On 10 Jun 2015, at 00:51, Bruce Kellett wrote:

Bruno Marchal wrote:
On 09 Jun 2015, at 12:55, Bruce Kellett wrote:

As Brent has suggested. You simply contradict yourself here.
You say "It [comp] does not change physics", and "If comp change the content of physics, and nature follows physics, it will be comp which has to be abandoned." The you say "I show that comp has testable consequence in the content of the physical theories..."
I see how you make appear a contradiction. As I said, comp is true and then is confirmed by physics, or comp is refuted by physics, and on both case comp does not change physics. Just that comp is testable.

These statements are mutually contradictory. If comp does not change the content of physical theories, then it will have no testable consequences.
In *that*sense, comp change so much physics that it makes it into a branch of machine theology. Sure.

OK. So your claim is that physics is recoverable from the computations of the dovetailer, and that if any of the physics so recovered contradicts physics as developed by the usual methods of science -- and tested by observation and experiment -- then that disproves comp.

But then, later we have

Comp makes physics NOT emulable by any machine a priori.

Now if physics is not emulable by any machine, how is it to be recovered from the computations of the dovetailer?

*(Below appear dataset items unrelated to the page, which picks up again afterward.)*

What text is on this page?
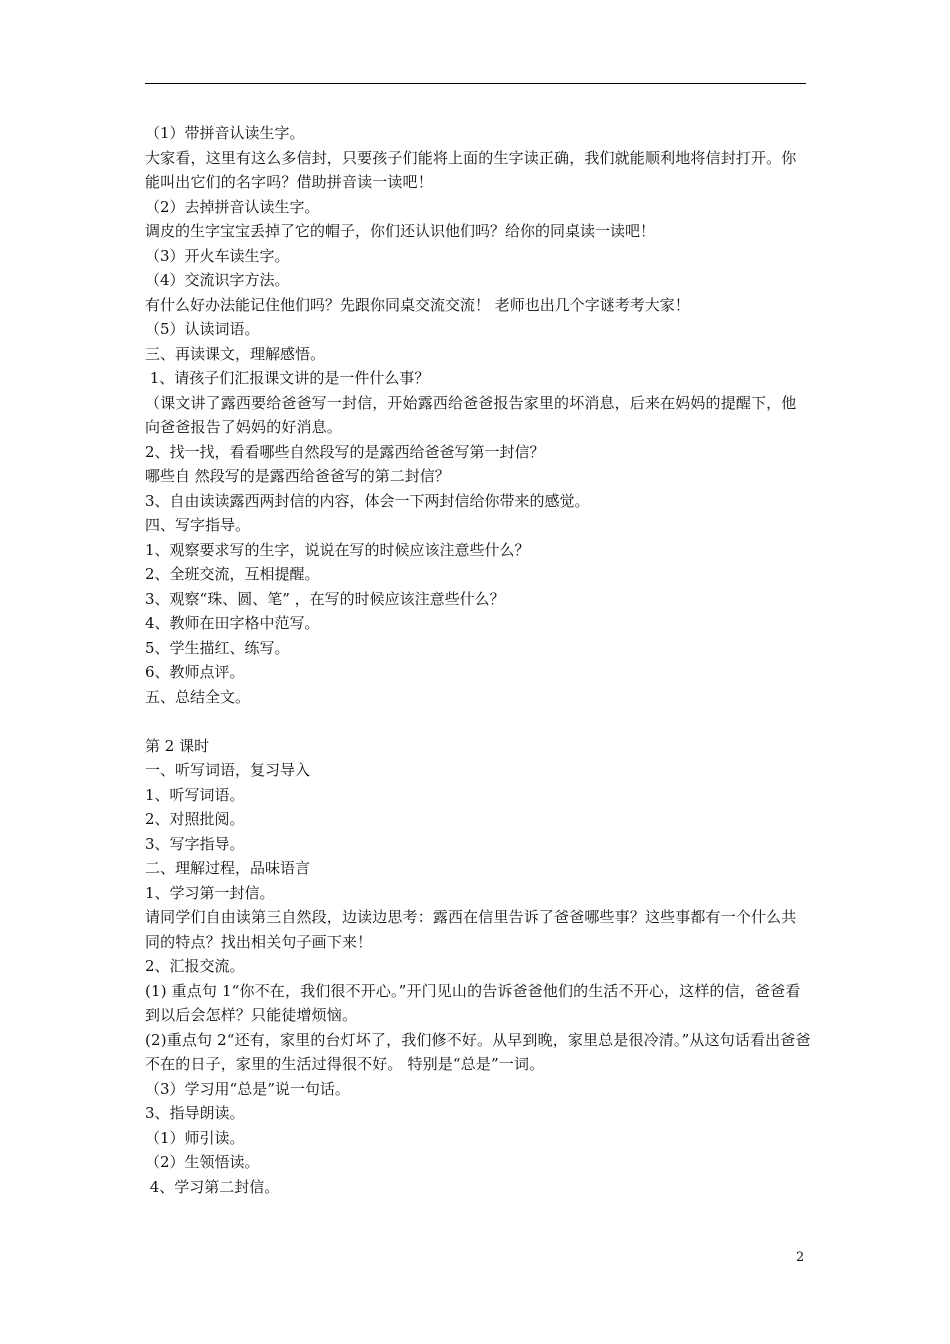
（1）带拼音认读生字。
大家看，这里有这么多信封，只要孩子们能将上面的生字读正确，我们就能顺利地将信封打开。你能叫出它们的名字吗？借助拼音读一读吧！
（2）去掉拼音认读生字。
调皮的生字宝宝丢掉了它的帽子，你们还认识他们吗？给你的同桌读一读吧！
（3）开火车读生字。
（4）交流识字方法。
有什么好办法能记住他们吗？先跟你同桌交流交流！ 老师也出几个字谜考考大家！
（5）认读词语。
三、再读课文，理解感悟。
1、请孩子们汇报课文讲的是一件什么事？
（课文讲了露西要给爸爸写一封信，开始露西给爸爸报告家里的坏消息，后来在妈妈的提醒下，他向爸爸报告了妈妈的好消息。
2、找一找，看看哪些自然段写的是露西给爸爸写第一封信？
哪些自 然段写的是露西给爸爸写的第二封信？
3、自由读读露西两封信的内容，体会一下两封信给你带来的感觉。
四、写字指导。
1、观察要求写的生字，说说在写的时候应该注意些什么？
2、全班交流，互相提醒。
3、观察“珠、圆、笔” ，在写的时候应该注意些什么？
4、教师在田字格中范写。
5、学生描红、练写。
6、教师点评。
五、总结全文。
第 2 课时
一、听写词语，复习导入
1、听写词语。
2、对照批阅。
3、写字指导。
二、理解过程，品味语言
1、学习第一封信。
请同学们自由读第三自然段，边读边思考：露西在信里告诉了爸爸哪些事？这些事都有一个什么共同的特点？找出相关句子画下来！
2、汇报交流。
(1) 重点句 1“你不在，我们很不开心。”开门见山的告诉爸爸他们的生活不开心，这样的信，爸爸看到以后会怎样？只能徒增烦恼。
(2)重点句 2“还有，家里的台灯坏了，我们修不好。从早到晚，家里总是很冷清。”从这句话看出爸爸不在的日子，家里的生活过得很不好。 特别是“总是”一词。
（3）学习用“总是”说一句话。
3、指导朗读。
（1）师引读。
（2）生领悟读。
4、学习第二封信。
2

By the FPI on all computations continuing the "here-and-now" (defined indexically with the DX=XX method). Physics might be based on real numbers, and that would occur if the "winner" is given by infinite sequence of diophantine polynomial approximations. The first person invariance for the UD delays play a crucial role here.




I am not at all clear what you mean by physics not being Turing emulable. Is this simply to do with the fact that Turing machines are digital, and physics assumes continuous variables -- real and complex numbers?

That can play some role, yes. But some non computable oracle can also, a priori, play some role. the random oracle can be shown to have some role in the measure.

Keep in mind that my goal is just to make that problem precise. When starting the thesis, I did not expect to solve the propositional case.



Or is it, as you have said somewhere, that a machine cannot predict what result you will see when you perform a quantum experiment?

?

Only when you perform a self-duplication experience. I cannot use the quantum here.



As things stand, you do have a conflict here.

You have not yet really grasp the step 7. We will come back on this.